For guardians of the Isle of Man Witchcraft Museum, Mr and Mrs Wilson (pictured naked; Mr in a horned helmet), the sex bit was ‘only a very small part of the whole’. Mrs Wilson, who went by the exalted title Queen of the Witches (‘supposed to be an honour, but really it means that I carry the can when anything goes wrong’) specialised in medical spells and had recently intervened, she felt successfully, in the case of a young Italian with ‘penis cancer’. She wouldn’t make love potions, though, which she felt were a waste of her powers. ‘I recommend a dozen oysters.’
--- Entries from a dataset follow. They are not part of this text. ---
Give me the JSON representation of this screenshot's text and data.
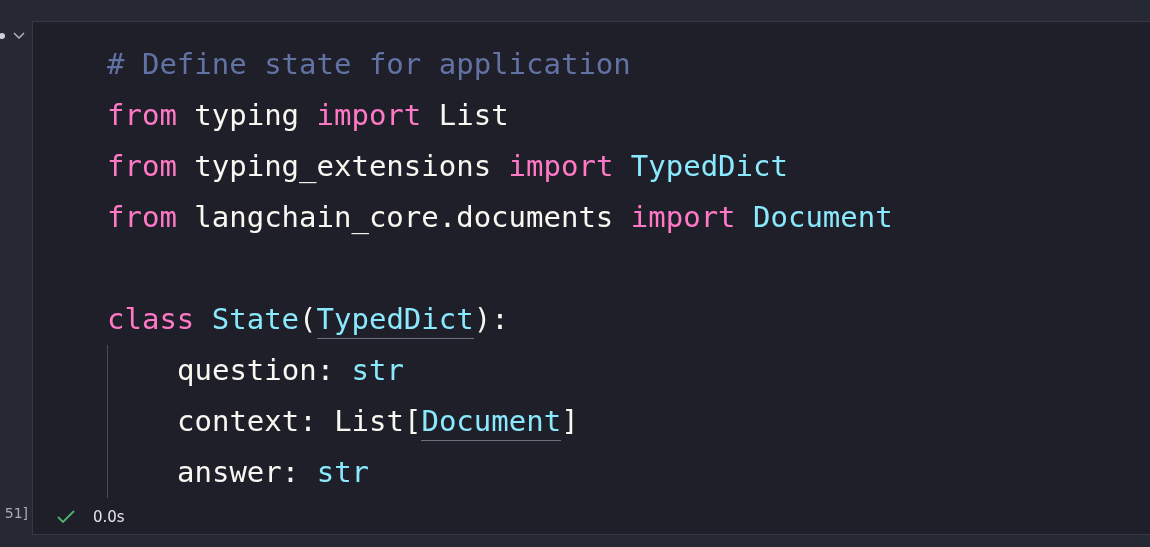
{
  "cell": {
    "execution_count": "51]",
    "status": "0.0s",
    "succeeded": true,
    "lines": [
      {
        "kind": "code",
        "indented": false,
        "tokens": [
          {
            "text": "# Define state for application",
            "kind": "comment"
          }
        ]
      },
      {
        "kind": "code",
        "indented": false,
        "tokens": [
          {
            "text": "from",
            "kind": "keyword"
          },
          {
            "text": " typing ",
            "kind": "plain"
          },
          {
            "text": "import",
            "kind": "keyword"
          },
          {
            "text": " List",
            "kind": "plain"
          }
        ]
      },
      {
        "kind": "code",
        "indented": false,
        "tokens": [
          {
            "text": "from",
            "kind": "keyword"
          },
          {
            "text": " typing_extensions ",
            "kind": "plain"
          },
          {
            "text": "import ",
            "kind": "keyword"
          },
          {
            "text": "TypedDict",
            "kind": "type"
          }
        ]
      },
      {
        "kind": "code",
        "indented": false,
        "tokens": [
          {
            "text": "from",
            "kind": "keyword"
          },
          {
            "text": " langchain_core.documents ",
            "kind": "plain"
          },
          {
            "text": "import ",
            "kind": "keyword"
          },
          {
            "text": "Document",
            "kind": "type"
          }
        ]
      },
      {
        "kind": "blank"
      },
      {
        "kind": "code",
        "indented": false,
        "tokens": [
          {
            "text": "class ",
            "kind": "keyword"
          },
          {
            "text": "State",
            "kind": "type"
          },
          {
            "text": "(",
            "kind": "plain"
          },
          {
            "text": "TypedDict",
            "kind": "type",
            "underlined": true
          },
          {
            "text": "):",
            "kind": "plain"
          }
        ]
      },
      {
        "kind": "code",
        "indented": true,
        "tokens": [
          {
            "text": "question: ",
            "kind": "plain"
          },
          {
            "text": "str",
            "kind": "type"
          }
        ]
      },
      {
        "kind": "code",
        "indented": true,
        "tokens": [
          {
            "text": "context: List[",
            "kind": "plain"
          },
          {
            "text": "Document",
            "kind": "type",
            "underlined": true
          },
          {
            "text": "]",
            "kind": "plain"
          }
        ]
      },
      {
        "kind": "code",
        "indented": true,
        "tokens": [
          {
            "text": "answer: ",
            "kind": "plain"
          },
          {
            "text": "str",
            "kind": "type"
          }
        ]
      }
    ]
  }
}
Brighton witch Doreen Valiente used her powers to ‘help people and to do them good’, including shooing away domestic evil with garlic and banishing poltergeists with ‘sympathy and understanding’. She offered those services for free, but would occasionally also help herself, including to 20 crocodile-skin handbags: ‘I don’t know exactly how the magic worked, but I know I’ve got the handbags.’ Although Valiente also conducted darker rituals – she was reluctant to disclose details of one involving a sheep’s heart – she felt accepted in the local community: ‘I don’t think the neighbours mind that I’m witch.’
Miss Margaret Bruce sold potions by mail order; a simpler business than dealing with the undesirable elements who occasionally appeared at her door. ‘I have all kind of odd people calling here. One man waited outside half the day, saying he couldn’t enter until the hour of Jupiter.’ She offered the Observer a free phial of her aphrodisiac perfume, saying that witchcraft was ‘All too often… a method by which men hope to get sex with women, sometimes very kinky sex.’ The aphrodisiac smelled, apparently, ‘like after-shave’.